Woche der Meinungsfreiheit: Fragen an Eintracht-Präsident Peter Fischer

"Wir müssen alle Turbolader der Meinungsfreiheit sein"

28. April 2021
von Michael Roesler-Graichen

Eintracht Frankfurt ist Partner der Woche der Meinungsfreiheit. Peter Fischer, Präsident des Fußballvereins, über die Vorbildrolle des Sports, die klare Positionierung gegen Hass und Hetze und das Engagement für eine offene, vielfältige und demokratische Gesellschaft.

Peter Fischer, Präsident von Eintracht Frankfurt

Welche Bedeutung hat der Fußball – und Sport generell – für eine offene Gesellschaft?

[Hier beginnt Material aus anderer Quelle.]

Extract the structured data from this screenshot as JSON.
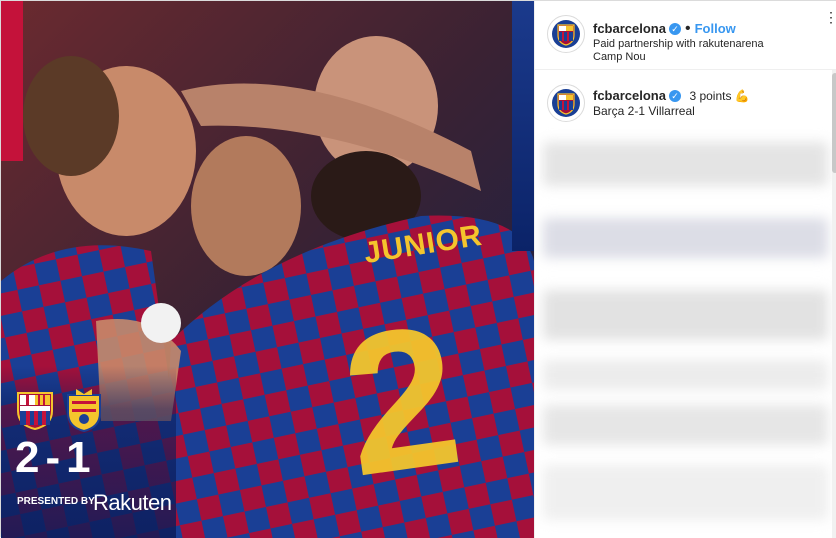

Peter Fischer: Der Sport kann natürlich nicht für alles strapaziert werden und macht auch eine Menge Fehler. Man denke nur an die Entscheidung, die Fußball WM 2022 in Katar stattfinden zu lassen. Oder die Pläne für eine Super League. Das ging an den Menschen und Fans vorbei. Sport kann aber eins schaffen: Er kann über Emotionalität und Idole, denen man nacheifert, eine Menge guter Dinge transportieren. Es gibt zahlreiche Geschichten über Männer und Frauen, wie beispielsweise unsere Siebenkämpferin Carolin Schäfer, die faszinieren. In unserem Club gibt es nicht nur Fußball, sondern über 50 Sportarten mit 91.000 Mitgliedern – vom Kinder- bis zum Seniorensport. Ganz wichtig für die Eintracht: Wir sind ein internationaler Verein mit Mitgliedern aus rund 100 Nationen und stehen für eine große Vielfalt. Eintracht Frankfurt kämpft nicht nur gegen Rassismus, Antisemitismus und Homophobie, sondern tritt auch aktiv für die Meinungsfreiheit ein.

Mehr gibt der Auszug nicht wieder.